Cette manipulation de données personnelles à des fins électorales a d’ores et déjà fait perdre à la compagnie Facebook 5 % de sa valeur boursière soit 37 milliards de dollars. Depuis cette crise, la protection des données personnelles n’est donc plus seulement un risque ESG (critères environnementaux, Sociaux et de Gouvernance) émergent pour les géants du numérique. C’est devenu un risque financier et juridique bien réel dont il est un peu tôt pour évaluer le coût global sur un plan matériel et immatériel pour ce qui est de la réputation.

Des actionnaires sans pouvoir

Déjà dans le viseur de nombreux investisseurs responsables pour leurs pratiques fiscales, les géants du net le sont aussi pour leurs pratiques de gouvernance qui laissent peu de place aux contre-pouvoirs de leurs actionnaires. Facebook, encore lui, a par exemple été attaqué en justice par le fonds de pension suédois AP 7 pour sa politique d’émissions massives d’actions sans droit de vote. Cela aurait permis à Marck Zuckerberg de garder un contrôle personnel très important sur sa compagnie, tout en vendant la quasi-totalité de ses parts.

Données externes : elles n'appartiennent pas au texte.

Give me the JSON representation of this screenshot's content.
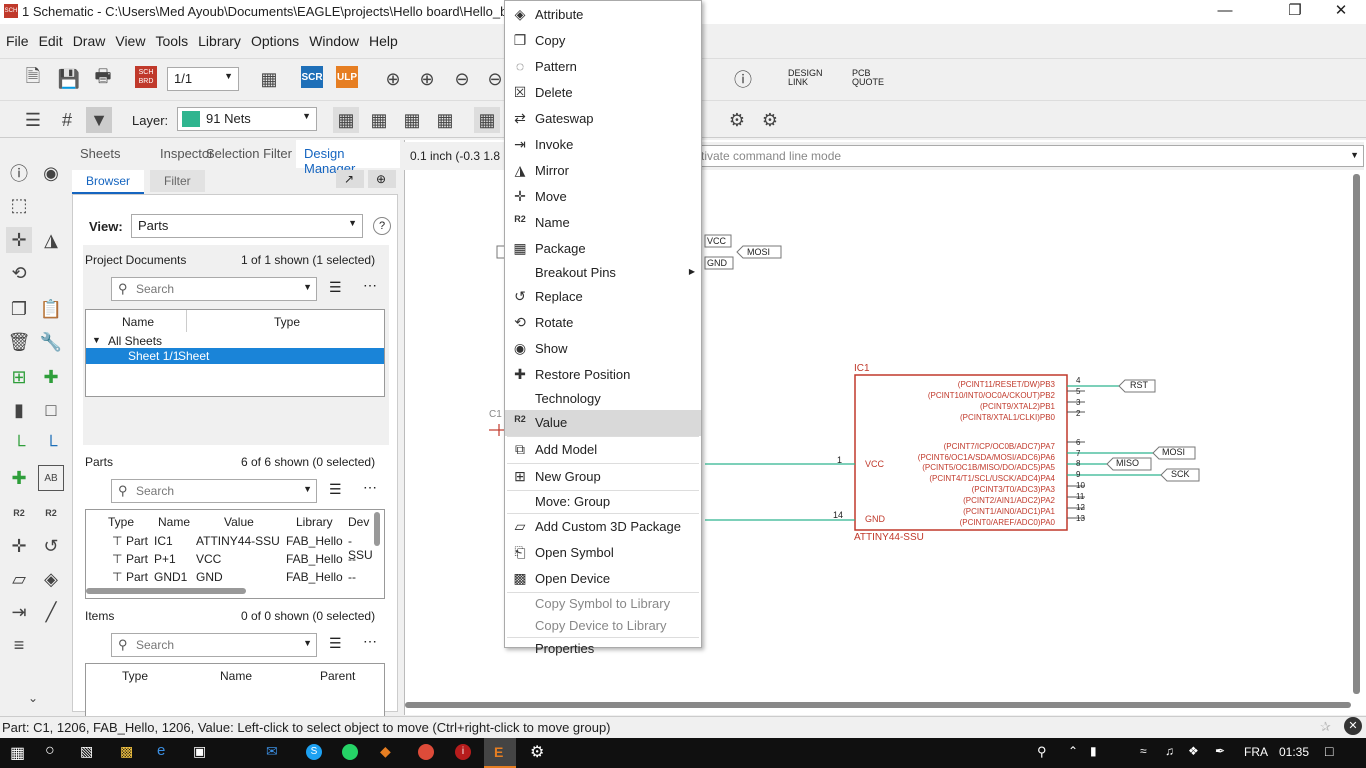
{
  "window": {
    "title": "1 Schematic - C:\\Users\\Med Ayoub\\Documents\\EAGLE\\projects\\Hello board\\Hello_board.s",
    "app_icon_text": "SCH"
  },
  "menubar": [
    "File",
    "Edit",
    "Draw",
    "View",
    "Tools",
    "Library",
    "Options",
    "Window",
    "Help"
  ],
  "toolbar": {
    "sheet_value": "1/1",
    "scr_label": "SCR",
    "ulp_label": "ULP",
    "sch_brd_label": "SCH BRD",
    "design_link_label": "DESIGN LINK",
    "pcb_quote_label": "PCB QUOTE",
    "layer_label": "Layer:",
    "layer_value": "91 Nets",
    "layer_color": "#2fb58f",
    "command_placeholder": "ctivate command line mode",
    "coordinate_readout": "0.1 inch (-0.3 1.8"
  },
  "panel": {
    "tabs": [
      "Sheets",
      "Inspector",
      "Selection Filter",
      "Design Manager"
    ],
    "active_tab": "Design Manager",
    "subtabs": [
      "Browser",
      "Filter"
    ],
    "view_label": "View:",
    "view_value": "Parts",
    "project_documents": {
      "title": "Project Documents",
      "count": "1 of 1 shown (1 selected)",
      "search_placeholder": "Search",
      "columns": [
        "Name",
        "Type"
      ],
      "group": "All Sheets",
      "row_name": "Sheet 1/1",
      "row_type": "Sheet"
    },
    "parts": {
      "title": "Parts",
      "count": "6 of 6 shown (0 selected)",
      "search_placeholder": "Search",
      "columns": [
        "Type",
        "Name",
        "Value",
        "Library",
        "Dev"
      ],
      "rows": [
        {
          "type": "Part",
          "name": "IC1",
          "value": "ATTINY44-SSU",
          "library": "FAB_Hello",
          "dev": "-SSU"
        },
        {
          "type": "Part",
          "name": "P+1",
          "value": "VCC",
          "library": "FAB_Hello",
          "dev": "--"
        },
        {
          "type": "Part",
          "name": "GND1",
          "value": "GND",
          "library": "FAB_Hello",
          "dev": "--"
        }
      ]
    },
    "items": {
      "title": "Items",
      "count": "0 of 0 shown (0 selected)",
      "search_placeholder": "Search",
      "columns": [
        "Type",
        "Name",
        "Parent"
      ]
    }
  },
  "context_menu": [
    {
      "label": "Attribute",
      "icon": "attribute-icon",
      "glyph": "◈"
    },
    {
      "label": "Copy",
      "icon": "copy-icon",
      "glyph": "❐"
    },
    {
      "label": "Pattern",
      "icon": "pattern-icon",
      "glyph": "◌"
    },
    {
      "label": "Delete",
      "icon": "delete-icon",
      "glyph": "☒"
    },
    {
      "label": "Gateswap",
      "icon": "gateswap-icon",
      "glyph": "⇄"
    },
    {
      "label": "Invoke",
      "icon": "invoke-icon",
      "glyph": "⇥"
    },
    {
      "label": "Mirror",
      "icon": "mirror-icon",
      "glyph": "◮"
    },
    {
      "label": "Move",
      "icon": "move-icon",
      "glyph": "✛"
    },
    {
      "label": "Name",
      "icon": "name-icon",
      "glyph": "R2"
    },
    {
      "label": "Package",
      "icon": "package-icon",
      "glyph": "▦"
    },
    {
      "label": "Breakout Pins",
      "icon": "",
      "glyph": ""
    },
    {
      "label": "Replace",
      "icon": "replace-icon",
      "glyph": "↺"
    },
    {
      "label": "Rotate",
      "icon": "rotate-icon",
      "glyph": "⟲"
    },
    {
      "label": "Show",
      "icon": "show-icon",
      "glyph": "◉"
    },
    {
      "label": "Restore Position",
      "icon": "restore-position-icon",
      "glyph": "✚"
    },
    {
      "label": "Technology",
      "icon": "",
      "glyph": ""
    },
    {
      "label": "Value",
      "icon": "value-icon",
      "glyph": "R2"
    },
    {
      "label": "Add Model",
      "icon": "add-model-icon",
      "glyph": "⧉"
    },
    {
      "label": "New Group",
      "icon": "new-group-icon",
      "glyph": "⊞"
    },
    {
      "label": "Move: Group",
      "icon": "",
      "glyph": ""
    },
    {
      "label": "Add Custom 3D Package",
      "icon": "add-3d-package-icon",
      "glyph": "▱"
    },
    {
      "label": "Open Symbol",
      "icon": "open-symbol-icon",
      "glyph": "⎗"
    },
    {
      "label": "Open Device",
      "icon": "open-device-icon",
      "glyph": "▩"
    },
    {
      "label": "Copy Symbol to Library",
      "icon": "",
      "glyph": ""
    },
    {
      "label": "Copy Device to Library",
      "icon": "",
      "glyph": ""
    },
    {
      "label": "Properties",
      "icon": "",
      "glyph": ""
    }
  ],
  "schematic": {
    "ic_name": "IC1",
    "ic_value": "ATTINY44-SSU",
    "c1_label": "C1",
    "vcc_pin": "VCC",
    "gnd_pin": "GND",
    "pin_numbers_right": [
      "4",
      "5",
      "3",
      "2",
      "6",
      "7",
      "8",
      "9",
      "10",
      "11",
      "12",
      "13"
    ],
    "pin_names_right": [
      "(PCINT11/RESET/DW)PB3",
      "(PCINT10/INT0/OC0A/CKOUT)PB2",
      "(PCINT9/XTAL2)PB1",
      "(PCINT8/XTAL1/CLKI)PB0",
      "(PCINT7/ICP/OC0B/ADC7)PA7",
      "(PCINT6/OC1A/SDA/MOSI/ADC6)PA6",
      "(PCINT5/OC1B/MISO/DO/ADC5)PA5",
      "(PCINT4/T1/SCL/USCK/ADC4)PA4",
      "(PCINT3/T0/ADC3)PA3",
      "(PCINT2/AIN1/ADC2)PA2",
      "(PCINT1/AIN0/ADC1)PA1",
      "(PCINT0/AREF/ADC0)PA0"
    ],
    "vcc_pin_number": "1",
    "gnd_pin_number": "14",
    "net_labels": {
      "rst": "RST",
      "mosi": "MOSI",
      "miso": "MISO",
      "sck": "SCK",
      "vcc": "VCC",
      "gnd": "GND",
      "mosi_top": "MOSI"
    }
  },
  "status": "Part: C1, 1206, FAB_Hello, 1206, Value:  Left-click to select object to move (Ctrl+right-click to move group)",
  "taskbar": {
    "language": "FRA",
    "time": "01:35"
  }
}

Lors du procès qui s’est déroulé en 2017 devant un tribunal du Delaware, l’audition du fondateur de Facebook et des membres du comité chargé de contrôler la gouvernance de l’entreprise, montrait des failles béantes. Selon les témoignages sous serment, Facebook semblait être une entreprise dans les mains d’un seul homme soucieux de jouer sur deux tableaux. D’une part, diriger son entreprise et, d’autre part, vaquer à des missions d’intérêt général ou caritatives. Et ce, sans renoncer à l’un ou à l’autre comme l’a fait Bill Gates, le fondateur de Microsoft.

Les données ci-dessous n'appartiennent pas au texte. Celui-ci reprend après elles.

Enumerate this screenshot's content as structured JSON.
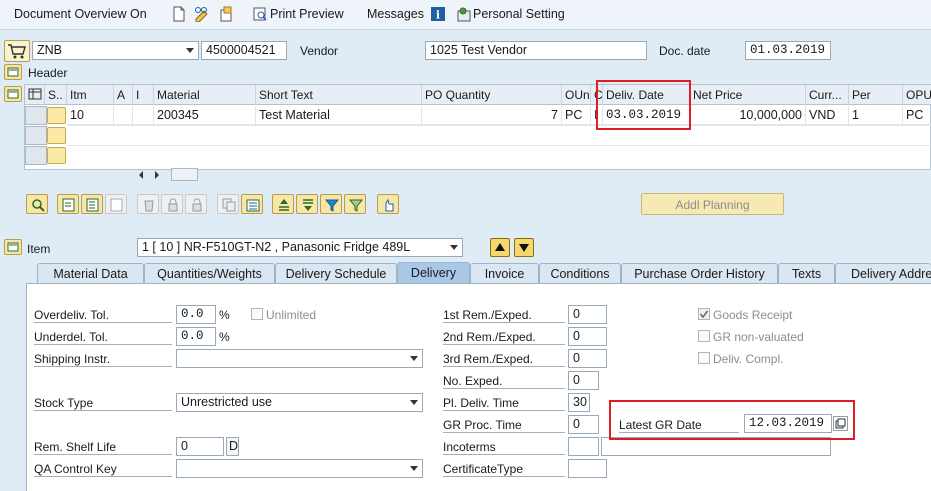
{
  "menubar": {
    "doc_overview": "Document Overview On",
    "print_preview": "Print Preview",
    "messages": "Messages",
    "personal_setting": "Personal Setting"
  },
  "header": {
    "doc_type": "ZNB",
    "po_number": "4500004521",
    "vendor_label": "Vendor",
    "vendor_value": "1025 Test Vendor",
    "doc_date_label": "Doc. date",
    "doc_date_value": "01.03.2019",
    "header_label": "Header"
  },
  "grid": {
    "columns": [
      "S..",
      "Itm",
      "A",
      "I",
      "Material",
      "Short Text",
      "PO Quantity",
      "OUn",
      "C",
      "Deliv. Date",
      "Net Price",
      "Curr...",
      "Per",
      "OPU"
    ],
    "rows": [
      {
        "itm": "10",
        "material": "200345",
        "short_text": "Test Material",
        "qty": "7",
        "oun": "PC",
        "c": "I",
        "deliv_date": "03.03.2019",
        "net_price": "10,000,000",
        "curr": "VND",
        "per": "1",
        "opu": "PC"
      }
    ]
  },
  "toolbar": {
    "addl_planning": "Addl Planning"
  },
  "item": {
    "label": "Item",
    "selected": "1 [ 10 ] NR-F510GT-N2 , Panasonic Fridge 489L"
  },
  "tabs": [
    "Material Data",
    "Quantities/Weights",
    "Delivery Schedule",
    "Delivery",
    "Invoice",
    "Conditions",
    "Purchase Order History",
    "Texts",
    "Delivery Address"
  ],
  "delivery": {
    "overdeliv_label": "Overdeliv. Tol.",
    "overdeliv_value": "0.0",
    "pct": "%",
    "unlimited_label": "Unlimited",
    "underdel_label": "Underdel. Tol.",
    "underdel_value": "0.0",
    "shipping_label": "Shipping Instr.",
    "stock_type_label": "Stock Type",
    "stock_type_value": "Unrestricted use",
    "rem_shelf_label": "Rem. Shelf Life",
    "rem_shelf_value": "0",
    "rem_shelf_unit": "D",
    "qa_label": "QA Control Key",
    "rem1_label": "1st Rem./Exped.",
    "rem1_value": "0",
    "rem2_label": "2nd Rem./Exped.",
    "rem2_value": "0",
    "rem3_label": "3rd Rem./Exped.",
    "rem3_value": "0",
    "no_exped_label": "No. Exped.",
    "no_exped_value": "0",
    "pl_deliv_label": "Pl. Deliv. Time",
    "pl_deliv_value": "30",
    "gr_proc_label": "GR Proc. Time",
    "gr_proc_value": "0",
    "incoterms_label": "Incoterms",
    "cert_label": "CertificateType",
    "goods_receipt_label": "Goods Receipt",
    "gr_nonval_label": "GR non-valuated",
    "deliv_compl_label": "Deliv. Compl.",
    "latest_gr_label": "Latest GR Date",
    "latest_gr_value": "12.03.2019"
  },
  "colors": {
    "highlight": "#e01c24",
    "background": "#dfebf5",
    "active_tab": "#a9c7e6"
  }
}
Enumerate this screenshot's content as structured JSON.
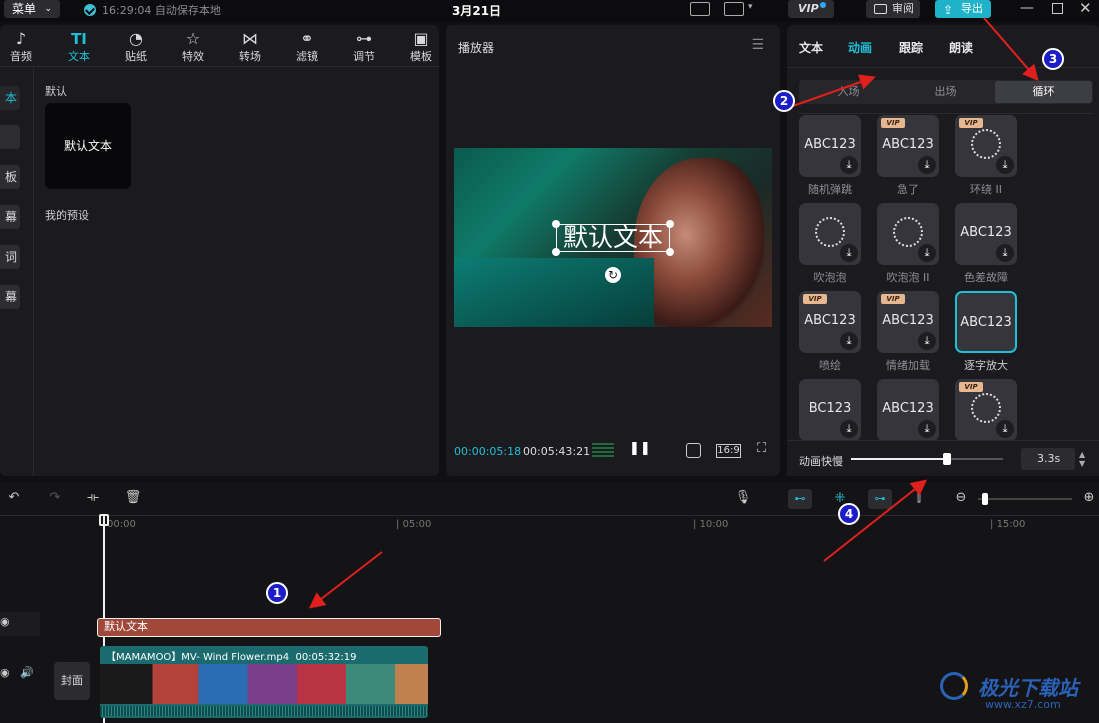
{
  "topbar": {
    "menu_label": "菜单",
    "autosave_text": "16:29:04 自动保存本地",
    "date_title": "3月21日",
    "vip_label": "VIP",
    "review_label": "审阅",
    "export_label": "导出"
  },
  "media_toolbar": [
    {
      "label": "音频",
      "icon": "music-clock-icon",
      "glyph": "♪"
    },
    {
      "label": "文本",
      "icon": "text-icon",
      "glyph": "TI"
    },
    {
      "label": "贴纸",
      "icon": "sticker-icon",
      "glyph": "◔"
    },
    {
      "label": "特效",
      "icon": "effects-star-icon",
      "glyph": "☆"
    },
    {
      "label": "转场",
      "icon": "transition-icon",
      "glyph": "⋈"
    },
    {
      "label": "滤镜",
      "icon": "filter-icon",
      "glyph": "⚭"
    },
    {
      "label": "调节",
      "icon": "adjust-sliders-icon",
      "glyph": "⊶"
    },
    {
      "label": "模板",
      "icon": "template-icon",
      "glyph": "▣"
    }
  ],
  "side_tabs": [
    "本",
    "",
    "板",
    "幕",
    "词",
    "幕"
  ],
  "text_panel": {
    "default_section": "默认",
    "default_card_text": "默认文本",
    "presets_section": "我的预设"
  },
  "player": {
    "title": "播放器",
    "overlay_text": "默认文本",
    "current_time": "00:00:05:18",
    "total_time": "00:05:43:21",
    "ratio_label": "16:9"
  },
  "inspector": {
    "tabs": [
      "文本",
      "动画",
      "跟踪",
      "朗读"
    ],
    "active_tab": "动画",
    "sub_tabs": [
      "入场",
      "出场",
      "循环"
    ],
    "active_sub_tab": "循环",
    "animations": [
      {
        "preview": "ABC123",
        "label": "随机弹跳",
        "vip": false
      },
      {
        "preview": "ABC123",
        "label": "急了",
        "vip": true
      },
      {
        "preview": "",
        "label": "环绕 II",
        "vip": true
      },
      {
        "preview": "",
        "label": "吹泡泡",
        "vip": false
      },
      {
        "preview": "",
        "label": "吹泡泡 II",
        "vip": false
      },
      {
        "preview": "ABC123",
        "label": "色差故障",
        "vip": false
      },
      {
        "preview": "ABC123",
        "label": "喷绘",
        "vip": true
      },
      {
        "preview": "ABC123",
        "label": "情绪加载",
        "vip": true
      },
      {
        "preview": "ABC123",
        "label": "逐字放大",
        "vip": false,
        "selected": true
      },
      {
        "preview": "BC123",
        "label": "",
        "vip": false
      },
      {
        "preview": "ABC123",
        "label": "",
        "vip": false
      },
      {
        "preview": "",
        "label": "",
        "vip": true
      }
    ],
    "vip_tag": "VIP",
    "speed_label": "动画快慢",
    "speed_value": "3.3s",
    "speed_level": 0.63
  },
  "timeline": {
    "ruler": [
      "00:00",
      "05:00",
      "10:00",
      "15:00"
    ],
    "text_clip_label": "默认文本",
    "video_clip_label": "【MAMAMOO】MV- Wind Flower.mp4",
    "video_clip_duration": "00:05:32:19",
    "cover_label": "封面"
  },
  "annotations": [
    "1",
    "2",
    "3",
    "4"
  ],
  "watermark": {
    "text": "极光下载站",
    "url": "www.xz7.com"
  },
  "colors": {
    "accent": "#1fc0d6",
    "text_clip": "#a0493b",
    "video_clip": "#1b6b6e",
    "badge": "#1c1cc8",
    "arrow": "#e0201d"
  }
}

Sous la pression, Mark Zuckerberg a renoncé à son opération boursière. Cependant, Facebook demeure l’un de ces grands dominants planétaires dont personne ne sait vraiment quel intérêt principal est le moteur de son développement. Depuis la crise "Cambridge Analytica", on sait au moins qui peut utiliser les failles de ces entreprises pour des fins électorales. Failles dont le prix sera payé par toute la planète.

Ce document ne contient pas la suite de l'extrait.